Stockton, Calif., 2007 POBs Downgraded to Ca by Moody's

Moody's Investors Service said it has downgraded to Ca from Caa3 the city of Stockton, Calif.'s series 2007 pension obligation bonds and changed the outlook to negative from developing.

The agency also changed the rating outlook for the city's 2006 lease revenue bonds to developing from negative. The rating on the 2006 lease revenue bonds is affirmed at Caa3.

Moody's rating actions on the city's 2006 lease revenue bonds and 2007 pension obligation bonds reflect the proposed treatment of these bonds' creditors as outlined in the city's plan of adjustment adopted on October 3, 2013.

Under Chapter 9 of the bankruptcy code, a municipality must issue and have confirmed a plan of adjustment before it can emerge from bankruptcy. Thus, the city's plan serves as the its blueprint for reorganizing its debt and other aspects of its operations.

In Stockton's case, the success of the plan is contingent upon voters passing a ¾ cent sales tax and the plan's confirmation by the court. Among its proposals, the plan calls for the series 2006 lease revenue bonds to be paid in full, without interruption in debt service.

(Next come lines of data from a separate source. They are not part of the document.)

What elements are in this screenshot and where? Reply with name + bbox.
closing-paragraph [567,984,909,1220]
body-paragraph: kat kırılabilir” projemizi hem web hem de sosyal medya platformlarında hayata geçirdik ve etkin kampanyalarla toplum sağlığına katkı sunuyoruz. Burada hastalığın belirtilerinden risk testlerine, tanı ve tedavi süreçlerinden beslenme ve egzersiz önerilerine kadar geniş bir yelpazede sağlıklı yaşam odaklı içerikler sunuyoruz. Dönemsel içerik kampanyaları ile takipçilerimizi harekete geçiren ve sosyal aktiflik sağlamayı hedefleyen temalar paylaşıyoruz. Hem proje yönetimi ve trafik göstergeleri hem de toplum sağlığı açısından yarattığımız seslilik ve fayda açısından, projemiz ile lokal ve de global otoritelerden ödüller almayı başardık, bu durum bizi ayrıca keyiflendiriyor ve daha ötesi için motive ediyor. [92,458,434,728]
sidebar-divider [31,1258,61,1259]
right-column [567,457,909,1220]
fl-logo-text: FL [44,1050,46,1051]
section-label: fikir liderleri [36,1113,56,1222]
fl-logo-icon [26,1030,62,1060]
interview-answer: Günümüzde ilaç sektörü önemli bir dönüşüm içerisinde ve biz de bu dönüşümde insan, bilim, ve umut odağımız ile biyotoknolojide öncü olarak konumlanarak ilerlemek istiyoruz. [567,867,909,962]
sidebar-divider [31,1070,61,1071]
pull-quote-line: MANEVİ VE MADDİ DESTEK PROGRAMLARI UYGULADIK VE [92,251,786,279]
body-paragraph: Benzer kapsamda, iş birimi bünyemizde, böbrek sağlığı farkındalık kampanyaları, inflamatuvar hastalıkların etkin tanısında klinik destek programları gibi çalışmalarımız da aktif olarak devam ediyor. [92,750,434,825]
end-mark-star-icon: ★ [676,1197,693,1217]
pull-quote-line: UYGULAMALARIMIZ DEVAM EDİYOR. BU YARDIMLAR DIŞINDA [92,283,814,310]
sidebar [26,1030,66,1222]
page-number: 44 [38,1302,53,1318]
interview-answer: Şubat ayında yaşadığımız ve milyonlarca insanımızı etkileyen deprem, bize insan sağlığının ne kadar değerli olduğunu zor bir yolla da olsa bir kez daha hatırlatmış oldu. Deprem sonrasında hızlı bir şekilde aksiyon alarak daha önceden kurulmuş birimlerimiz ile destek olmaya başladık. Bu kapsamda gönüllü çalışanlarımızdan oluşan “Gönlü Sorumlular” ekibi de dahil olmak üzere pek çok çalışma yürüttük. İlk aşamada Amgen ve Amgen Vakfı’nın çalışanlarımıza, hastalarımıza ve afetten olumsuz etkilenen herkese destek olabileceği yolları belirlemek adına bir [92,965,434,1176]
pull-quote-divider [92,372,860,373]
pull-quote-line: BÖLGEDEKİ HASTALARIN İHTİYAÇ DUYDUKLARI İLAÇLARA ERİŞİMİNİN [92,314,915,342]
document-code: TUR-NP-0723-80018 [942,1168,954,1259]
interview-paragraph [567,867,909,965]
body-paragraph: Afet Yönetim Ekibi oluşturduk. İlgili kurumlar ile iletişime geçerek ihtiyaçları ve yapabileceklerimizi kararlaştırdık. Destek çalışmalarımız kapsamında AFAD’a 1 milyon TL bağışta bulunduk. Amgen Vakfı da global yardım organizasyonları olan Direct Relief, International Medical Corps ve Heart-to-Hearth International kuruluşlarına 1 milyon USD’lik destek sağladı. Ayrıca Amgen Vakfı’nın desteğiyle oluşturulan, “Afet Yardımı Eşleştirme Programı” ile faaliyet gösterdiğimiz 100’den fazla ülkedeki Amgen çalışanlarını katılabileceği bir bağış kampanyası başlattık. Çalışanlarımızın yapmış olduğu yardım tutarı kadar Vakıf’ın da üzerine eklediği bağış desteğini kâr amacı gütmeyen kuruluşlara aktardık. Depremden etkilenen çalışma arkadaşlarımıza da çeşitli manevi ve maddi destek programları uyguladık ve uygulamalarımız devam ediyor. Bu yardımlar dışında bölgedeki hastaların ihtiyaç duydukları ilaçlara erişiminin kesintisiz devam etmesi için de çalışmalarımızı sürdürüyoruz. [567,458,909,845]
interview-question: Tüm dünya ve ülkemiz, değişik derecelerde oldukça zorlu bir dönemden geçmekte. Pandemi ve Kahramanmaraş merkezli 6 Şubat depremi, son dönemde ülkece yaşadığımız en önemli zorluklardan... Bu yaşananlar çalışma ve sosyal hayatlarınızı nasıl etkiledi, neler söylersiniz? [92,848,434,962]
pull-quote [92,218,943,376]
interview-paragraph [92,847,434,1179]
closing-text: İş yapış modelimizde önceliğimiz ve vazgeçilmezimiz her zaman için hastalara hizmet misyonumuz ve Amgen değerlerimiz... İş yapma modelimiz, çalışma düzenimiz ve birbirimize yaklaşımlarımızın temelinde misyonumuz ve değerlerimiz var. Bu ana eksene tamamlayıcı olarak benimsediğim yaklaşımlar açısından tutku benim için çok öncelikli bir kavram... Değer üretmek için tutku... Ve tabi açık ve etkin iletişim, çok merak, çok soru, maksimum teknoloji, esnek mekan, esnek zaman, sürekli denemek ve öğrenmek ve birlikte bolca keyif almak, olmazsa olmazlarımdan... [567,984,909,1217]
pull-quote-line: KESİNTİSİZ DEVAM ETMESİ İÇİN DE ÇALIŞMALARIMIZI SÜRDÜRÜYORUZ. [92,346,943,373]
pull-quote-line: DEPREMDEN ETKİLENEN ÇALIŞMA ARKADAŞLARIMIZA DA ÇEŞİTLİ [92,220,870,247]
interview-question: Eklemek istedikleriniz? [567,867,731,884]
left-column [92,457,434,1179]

For the series 2007 pension obligation bonds, the city is proposing significant losses to bondholders. Moody's now estimates these losses to be in a range of 50%-65% of principal from the date the city first defaulted on the series 2007 bonds. While better than the city's initial proposal of losses of around 80%, the projected losses are somewhat greater than had been implied at the former Caa3 rating level.

For the series 2007 pension obligation bonds, the Ca rating assumes losses will be between 50% and 65%, although these losses will accrue to Assured Guaranty Municipal Corp ("Assured", A2 stable) rather than to bondholders. Under the plan, beginning in June, 2014 Assured will receive annual payments from the city from various sources. The city has deemed these payments "non-contingent." Assured may receive additional, "contingent" payments tied to the performance of the city's future revenues, which would increase bondholder recovery.